The man who previously owned several Capital Region businesses and professional sports teams is folding his government and school financial consulting firm, leaving behind $14.2 million in debts.
Strategic Government Solutions filed Monday for Chapter 7 liquidation in U.S. Bankruptcy Court. That move stymies a costly and almost crippling federal suit a rival firm filed in Lincoln, Neb.
But SGS owner Joseph O’Hara is continuing his consulting practice. In July, he rolled SGS’ assets into a new entity, Educational Services and Products, which remains based on Dove Street in Albany.
“The best [option] was to file a Chapter 7 and be done with it,” said O’Hara, who previously owned the Albany Firebirds arena football team and the Albany Patroons basketball team.
SGS helped schools and governments maximize their federal funding. The firm had 40 employees in 11 states who now work for ESP. Although ESP does no consulting work for schools in New York, it employs six in Albany.
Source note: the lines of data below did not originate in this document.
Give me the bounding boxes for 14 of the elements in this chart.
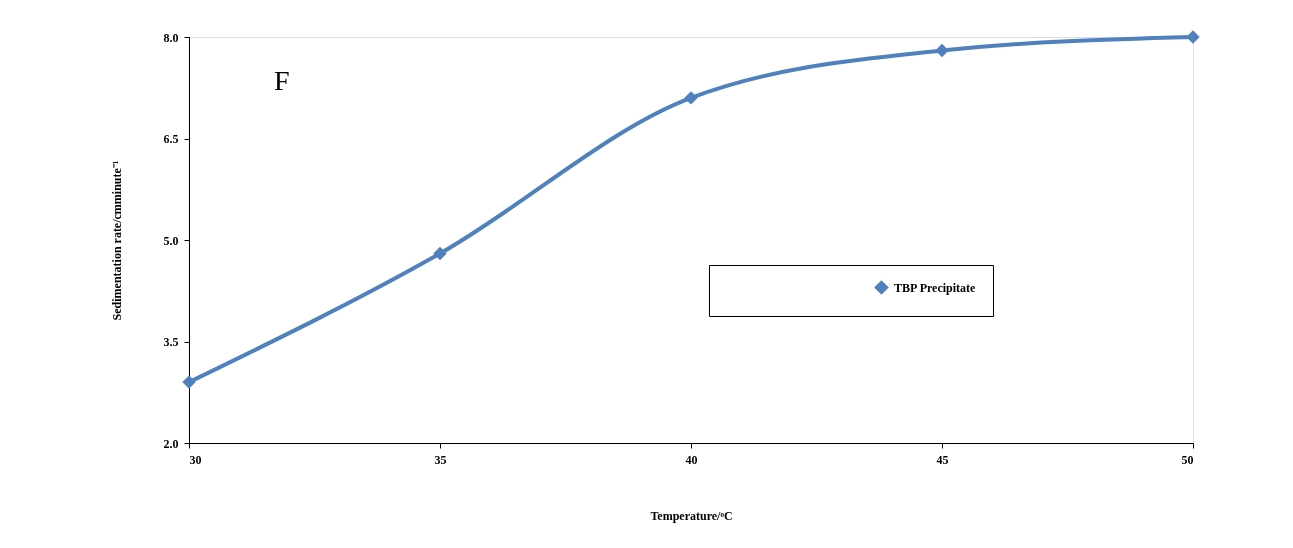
y-tick-label: 6.5 bbox=[163, 132, 179, 146]
x-tick-label: 50 bbox=[1181, 452, 1194, 467]
x-tick-label: 45 bbox=[936, 452, 949, 467]
x-tick-label: 40 bbox=[685, 452, 698, 467]
x-tick-label: 30 bbox=[189, 452, 202, 467]
y-tick-label: 8.0 bbox=[163, 30, 179, 45]
y-tick-label: 2.0 bbox=[163, 436, 179, 451]
x-tick-label: 35 bbox=[434, 452, 447, 467]
x-axis-title: Temperature/ᵒC bbox=[650, 508, 733, 523]
annotation: F bbox=[274, 65, 290, 96]
y-tick-label: 3.5 bbox=[163, 335, 179, 349]
y-axis-title: Sedimentation rate/cmminute⁻¹ bbox=[109, 160, 124, 321]
y-tick-label: 5.0 bbox=[163, 233, 179, 248]
legend-label: TBP Precipitate bbox=[894, 280, 977, 295]
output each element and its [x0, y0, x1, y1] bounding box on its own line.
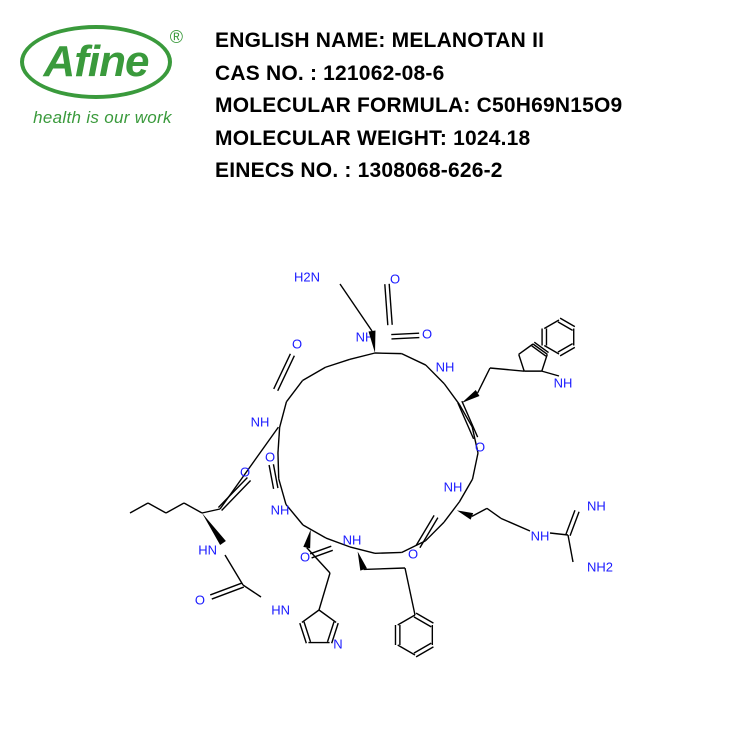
- english-name-row: ENGLISH NAME: MELANOTAN II: [215, 25, 735, 58]
- svg-text:O: O: [422, 326, 432, 341]
- cas-label: CAS NO. :: [215, 58, 323, 91]
- svg-text:HN: HN: [271, 602, 290, 617]
- svg-text:NH: NH: [436, 359, 455, 374]
- weight-row: MOLECULAR WEIGHT: 1024.18: [215, 123, 735, 156]
- english-name-label: ENGLISH NAME:: [215, 25, 392, 58]
- header-block: Afine ® health is our work ENGLISH NAME:…: [15, 25, 735, 188]
- cas-row: CAS NO. : 121062-08-6: [215, 58, 735, 91]
- trademark-icon: ®: [170, 27, 183, 48]
- svg-text:NH: NH: [271, 502, 290, 517]
- svg-text:O: O: [475, 439, 485, 454]
- formula-value: C50H69N15O9: [477, 90, 623, 123]
- english-name-value: MELANOTAN II: [392, 25, 545, 58]
- structure-diagram-area: NHONHONHONHONHONHOH2NONHNHNHNH2HNNOHNO: [15, 223, 735, 713]
- svg-text:HN: HN: [198, 542, 217, 557]
- svg-text:O: O: [195, 592, 205, 607]
- svg-text:O: O: [408, 546, 418, 561]
- svg-text:NH: NH: [251, 414, 270, 429]
- svg-text:O: O: [240, 464, 250, 479]
- svg-text:NH2: NH2: [587, 559, 613, 574]
- compound-info: ENGLISH NAME: MELANOTAN II CAS NO. : 121…: [215, 25, 735, 188]
- brand-tagline: health is our work: [33, 108, 172, 128]
- svg-text:NH: NH: [587, 498, 606, 513]
- svg-text:NH: NH: [531, 528, 550, 543]
- weight-value: 1024.18: [453, 123, 530, 156]
- cas-value: 121062-08-6: [323, 58, 444, 91]
- einecs-row: EINECS NO. : 1308068-626-2: [215, 155, 735, 188]
- molecular-structure: NHONHONHONHONHONHOH2NONHNHNHNH2HNNOHNO: [95, 223, 655, 713]
- einecs-label: EINECS NO. :: [215, 155, 358, 188]
- svg-text:O: O: [300, 549, 310, 564]
- svg-text:NH: NH: [444, 479, 463, 494]
- formula-row: MOLECULAR FORMULA: C50H69N15O9: [215, 90, 735, 123]
- svg-text:N: N: [333, 636, 342, 651]
- svg-text:O: O: [292, 336, 302, 351]
- einecs-value: 1308068-626-2: [358, 155, 503, 188]
- formula-label: MOLECULAR FORMULA:: [215, 90, 477, 123]
- svg-text:NH: NH: [554, 375, 573, 390]
- svg-text:NH: NH: [343, 532, 362, 547]
- brand-logo: Afine ® health is our work: [15, 25, 190, 128]
- svg-text:H2N: H2N: [294, 269, 320, 284]
- weight-label: MOLECULAR WEIGHT:: [215, 123, 453, 156]
- logo-text: Afine: [44, 37, 149, 87]
- svg-text:O: O: [265, 449, 275, 464]
- logo-oval: Afine: [20, 25, 172, 99]
- svg-text:O: O: [390, 271, 400, 286]
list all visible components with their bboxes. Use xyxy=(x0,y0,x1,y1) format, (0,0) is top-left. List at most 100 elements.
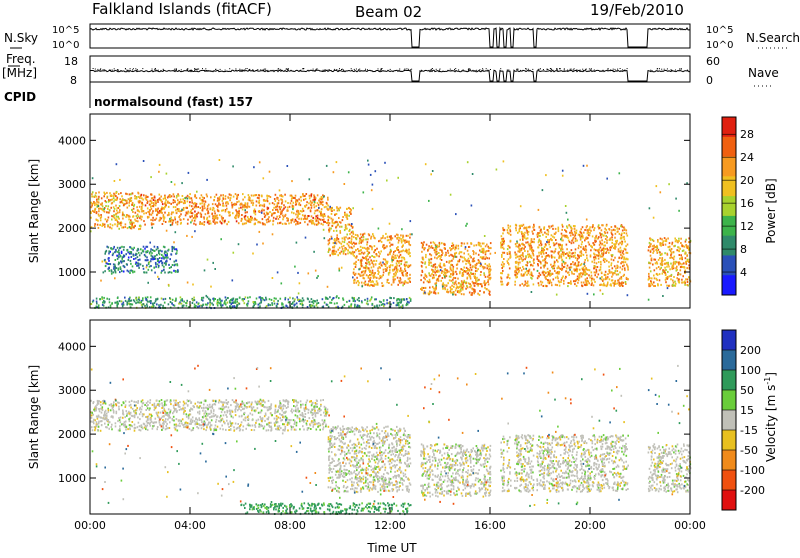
echo-cell xyxy=(648,262,650,264)
echo-cell xyxy=(150,302,152,304)
echo-cell xyxy=(236,201,238,203)
echo-cell xyxy=(599,284,601,286)
echo-cell xyxy=(340,207,342,209)
echo-cell xyxy=(104,211,106,213)
nave-dot xyxy=(378,68,379,69)
echo-cell xyxy=(336,302,338,304)
echo-cell xyxy=(180,296,182,298)
echo-cell xyxy=(616,227,618,229)
echo-cell xyxy=(383,299,385,301)
echo-cell xyxy=(539,232,541,234)
echo-cell xyxy=(554,261,556,263)
echo-cell xyxy=(120,266,122,268)
echo-cell xyxy=(259,161,261,163)
nave-tick-0: 0 xyxy=(706,74,713,87)
echo-cell xyxy=(197,306,199,308)
echo-cell xyxy=(503,258,505,260)
echo-cell xyxy=(118,253,120,255)
echo-cell xyxy=(150,265,152,267)
echo-cell xyxy=(653,248,655,250)
echo-cell xyxy=(400,234,402,236)
echo-cell xyxy=(600,263,602,265)
echo-cell xyxy=(304,221,306,223)
echo-cell xyxy=(387,236,389,238)
echo-cell xyxy=(410,220,412,222)
echo-cell xyxy=(475,252,477,254)
echo-cell xyxy=(394,255,396,257)
nave-dot xyxy=(613,70,614,71)
echo-cell xyxy=(423,281,425,283)
echo-cell xyxy=(425,266,427,268)
echo-cell xyxy=(481,285,483,287)
nave-dot xyxy=(158,70,159,71)
echo-cell xyxy=(666,253,668,255)
echo-cell xyxy=(617,261,619,263)
echo-cell xyxy=(256,194,258,196)
echo-cell xyxy=(404,242,406,244)
echo-cell xyxy=(147,250,149,252)
echo-cell xyxy=(612,239,614,241)
nave-dot xyxy=(315,70,316,71)
echo-cell xyxy=(619,233,621,235)
echo-cell xyxy=(238,212,240,214)
echo-cell xyxy=(479,294,481,296)
echo-cell xyxy=(589,244,591,246)
echo-cell xyxy=(429,262,431,264)
echo-cell xyxy=(321,198,323,200)
echo-cell xyxy=(434,289,436,291)
echo-cell xyxy=(558,271,560,273)
echo-cell xyxy=(465,288,467,290)
echo-cell xyxy=(131,200,133,202)
nave-dot xyxy=(610,69,611,70)
echo-cell xyxy=(558,251,560,253)
echo-cell xyxy=(362,247,364,249)
echo-cell xyxy=(582,269,584,271)
echo-cell xyxy=(368,248,370,250)
echo-cell xyxy=(477,285,479,287)
echo-cell xyxy=(619,271,621,273)
echo-cell xyxy=(214,213,216,215)
echo-cell xyxy=(303,199,305,201)
nave-dot xyxy=(665,70,666,71)
echo-cell xyxy=(150,251,152,253)
echo-cell xyxy=(167,201,169,203)
nave-dot xyxy=(367,69,368,70)
echo-cell xyxy=(557,261,559,263)
echo-cell xyxy=(396,262,398,264)
echo-cell xyxy=(528,270,530,272)
echo-cell xyxy=(109,192,111,194)
echo-cell xyxy=(485,276,487,278)
echo-cell xyxy=(408,241,410,243)
echo-cell xyxy=(381,264,383,266)
echo-cell xyxy=(158,261,160,263)
echo-cell xyxy=(543,266,545,268)
echo-cell xyxy=(232,165,234,167)
echo-cell xyxy=(561,233,563,235)
echo-cell xyxy=(667,262,669,264)
echo-cell xyxy=(341,243,343,245)
echo-cell xyxy=(159,194,161,196)
echo-cell xyxy=(257,197,259,199)
echo-cell xyxy=(369,300,371,302)
echo-cell xyxy=(502,232,504,234)
echo-cell xyxy=(337,210,339,212)
echo-cell xyxy=(169,267,171,269)
echo-cell xyxy=(125,193,127,195)
echo-cell xyxy=(283,204,285,206)
echo-cell xyxy=(485,263,487,265)
echo-cell xyxy=(279,189,281,191)
echo-cell xyxy=(153,205,155,207)
echo-cell xyxy=(539,272,541,274)
echo-cell xyxy=(625,283,627,285)
echo-cell xyxy=(141,197,143,199)
echo-cell xyxy=(238,201,240,203)
echo-cell xyxy=(112,195,114,197)
nave-dot xyxy=(117,70,118,71)
echo-cell xyxy=(207,212,209,214)
echo-cell xyxy=(581,234,583,236)
echo-cell xyxy=(547,239,549,241)
echo-cell xyxy=(348,215,350,217)
echo-cell xyxy=(222,202,224,204)
echo-cell xyxy=(444,247,446,249)
echo-cell xyxy=(163,269,165,271)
ESP has 1,200 school district clients in 10 states.
The firm is looking to expand into three more states as it shrugs off debts in an Albany bankruptcy court.
SGS listed $54 in assets in its Chapter 7 petition. In July, the firm transferred $1.5 million in assets to ESP, according to court documents. Had SGS not filed for Chapter 7, it would have “died a natural death,” said O’Hara.
“I don’t see anything holding us back,” said O’Hara, who also owned the Broadway Joe’s sports bar on South Pearl Street in Albany.
In 1986, O’Hara co-founded the consulting business, which was originally known as the Institute for Health and Human Services. IHHS primarily worked with state agencies.
O’Hara bought out his IHHS partners in 2000 and renamed the firm Strategical Government Services. At ESP, O’Hara is no longer the business’ sole owner, though he holds up to a 50 percent stake in the firm. SGS’ Web site states it had generated about $650 million in additional financial resources for its clients.
SGS’ woes date back to its expansion into Nebraska. In 2005, a Lansing, Mich., consulting firm called MeccaTech sued SGS and the Nebraska Association of School Boards, which represents 270 school boards in the Cornhusker State.
For six years, MeccaTech had helped Nebraska school districts recover money through Medicaid reimbursements. But when MeccaTech’s Medicaid reimbursement services contract expired, the new contract when to a newly created consortium, which had allegedly agreed to make SGS its exclusive vendor, according to court documents.
Some MeccaTech workers allegedly resigned and went to SGS. MeccaTech accused SGS of unjustifiably interfering with its business, according to court documents.
Throughout the court proceedings, O’Hara said SGS stood beside NASB and even paid its legal fees. But the association recently settled with MeccaTech, freeing SGS to file for bankruptcy protection. The filing stays MeccaTech’s suit, O’Hara said.
MeccaTech attorney Marcia Washkuhn did not immediately return a call Tuesday seeking comment.
SGS’s Chapter 7 petition cites five other lawsuits in Texas, Florida and Wisconsin courts.